An estimated 2 million people in the Southeast were ordered to evacuate their homes as Matthew closed in. By hugging the coast, the storm behaved pretty much as forecasters predicted. A shift of just 20 or 30 miles could have meant widespread devastation.
“People got incredibly lucky,” Colorado State University meteorology professor Phil Klotzbach. “It was a super close call.”
While Matthew’s wind speed had dropped considerably by the time it hit the Southeast coast, the storm will rank as one of the most powerful hurricanes on record, based on such factors as wind energy and longevity, and as one of the most long-lived major hurricanes, too.
It was a major hurricane — that is, with winds of at least 110 mph — for just over seven days.
Three-quarters of a million people lost power in North Carolina, according to the governor, along with a similar number in South Carolina, 250,000 in Georgia and about 1 million in Florida.
In addition to the seven deaths in North Carolina, there were four in Florida and three in Georgia.

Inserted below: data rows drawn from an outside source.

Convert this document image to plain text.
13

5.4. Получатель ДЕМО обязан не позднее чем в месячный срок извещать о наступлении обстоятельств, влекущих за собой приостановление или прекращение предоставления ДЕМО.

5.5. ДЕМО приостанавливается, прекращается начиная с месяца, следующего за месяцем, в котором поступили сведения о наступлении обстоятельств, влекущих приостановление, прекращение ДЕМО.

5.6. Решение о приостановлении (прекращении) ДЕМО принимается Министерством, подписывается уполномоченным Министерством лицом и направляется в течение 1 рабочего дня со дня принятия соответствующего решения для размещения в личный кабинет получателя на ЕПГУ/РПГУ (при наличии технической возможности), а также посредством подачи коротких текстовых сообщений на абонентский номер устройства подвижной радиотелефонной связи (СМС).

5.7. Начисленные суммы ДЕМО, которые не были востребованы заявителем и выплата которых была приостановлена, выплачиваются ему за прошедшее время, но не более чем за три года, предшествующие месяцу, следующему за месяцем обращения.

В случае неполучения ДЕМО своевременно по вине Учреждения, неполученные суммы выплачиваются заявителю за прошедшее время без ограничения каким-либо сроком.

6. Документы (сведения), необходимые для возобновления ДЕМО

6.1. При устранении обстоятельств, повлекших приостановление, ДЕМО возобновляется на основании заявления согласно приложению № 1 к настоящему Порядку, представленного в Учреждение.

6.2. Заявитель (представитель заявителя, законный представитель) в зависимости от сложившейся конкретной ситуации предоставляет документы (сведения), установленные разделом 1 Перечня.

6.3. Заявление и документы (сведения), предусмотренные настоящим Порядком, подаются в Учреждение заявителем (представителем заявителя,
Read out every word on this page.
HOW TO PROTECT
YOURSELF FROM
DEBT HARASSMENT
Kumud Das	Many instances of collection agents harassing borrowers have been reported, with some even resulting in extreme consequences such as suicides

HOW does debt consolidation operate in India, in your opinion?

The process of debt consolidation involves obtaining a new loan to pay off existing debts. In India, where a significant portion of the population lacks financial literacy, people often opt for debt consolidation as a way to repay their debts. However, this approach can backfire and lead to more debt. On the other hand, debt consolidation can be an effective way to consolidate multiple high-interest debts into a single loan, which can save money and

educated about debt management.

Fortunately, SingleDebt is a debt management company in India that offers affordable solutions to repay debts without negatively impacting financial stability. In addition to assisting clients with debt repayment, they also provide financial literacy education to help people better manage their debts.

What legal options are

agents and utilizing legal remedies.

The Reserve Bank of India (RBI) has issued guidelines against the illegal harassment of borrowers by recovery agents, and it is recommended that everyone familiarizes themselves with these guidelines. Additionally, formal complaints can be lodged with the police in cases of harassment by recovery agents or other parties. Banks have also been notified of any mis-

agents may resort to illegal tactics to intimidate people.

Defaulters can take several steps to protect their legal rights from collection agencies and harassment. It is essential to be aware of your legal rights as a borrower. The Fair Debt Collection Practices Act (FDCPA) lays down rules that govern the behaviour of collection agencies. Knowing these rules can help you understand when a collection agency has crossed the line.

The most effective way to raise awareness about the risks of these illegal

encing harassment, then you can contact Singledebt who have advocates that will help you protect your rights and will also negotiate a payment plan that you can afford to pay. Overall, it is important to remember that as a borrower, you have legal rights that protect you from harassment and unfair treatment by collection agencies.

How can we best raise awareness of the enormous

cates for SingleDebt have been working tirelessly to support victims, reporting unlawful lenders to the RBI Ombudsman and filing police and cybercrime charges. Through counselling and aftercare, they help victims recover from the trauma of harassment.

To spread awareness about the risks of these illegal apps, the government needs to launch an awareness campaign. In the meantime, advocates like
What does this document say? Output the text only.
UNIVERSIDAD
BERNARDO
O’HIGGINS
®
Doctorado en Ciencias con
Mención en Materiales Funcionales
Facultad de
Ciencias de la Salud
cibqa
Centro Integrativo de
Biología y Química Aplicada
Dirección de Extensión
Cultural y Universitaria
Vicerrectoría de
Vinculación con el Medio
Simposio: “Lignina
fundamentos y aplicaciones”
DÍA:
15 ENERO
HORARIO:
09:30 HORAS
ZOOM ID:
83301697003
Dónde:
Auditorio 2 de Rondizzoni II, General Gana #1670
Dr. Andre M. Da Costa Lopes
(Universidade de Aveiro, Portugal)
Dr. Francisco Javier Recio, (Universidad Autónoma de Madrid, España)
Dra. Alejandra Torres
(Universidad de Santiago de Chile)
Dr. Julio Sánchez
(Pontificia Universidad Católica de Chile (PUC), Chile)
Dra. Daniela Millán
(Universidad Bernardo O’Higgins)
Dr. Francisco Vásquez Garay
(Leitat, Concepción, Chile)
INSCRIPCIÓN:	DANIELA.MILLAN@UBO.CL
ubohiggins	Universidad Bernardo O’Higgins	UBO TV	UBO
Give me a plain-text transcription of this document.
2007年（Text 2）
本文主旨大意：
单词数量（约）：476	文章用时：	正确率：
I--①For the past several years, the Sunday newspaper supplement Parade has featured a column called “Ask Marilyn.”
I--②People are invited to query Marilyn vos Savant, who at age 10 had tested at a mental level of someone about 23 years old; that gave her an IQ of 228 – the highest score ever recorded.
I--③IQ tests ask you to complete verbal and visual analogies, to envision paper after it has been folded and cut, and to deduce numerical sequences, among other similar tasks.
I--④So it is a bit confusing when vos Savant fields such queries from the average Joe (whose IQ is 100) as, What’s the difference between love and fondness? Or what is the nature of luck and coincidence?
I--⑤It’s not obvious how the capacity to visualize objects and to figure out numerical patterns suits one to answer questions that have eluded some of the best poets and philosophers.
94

The deaths included an elderly Florida couple who died from carbon monoxide fumes while running a generator in their garage and two women who were killed when trees fell on a home and a camper.
Property data firm CoreLogic projected that insured losses on home and commercial properties would amount to $4 billion to $6 billion, well below Hurricane Katrina’s $40 billion and Superstorm Sandy’s $20 billion.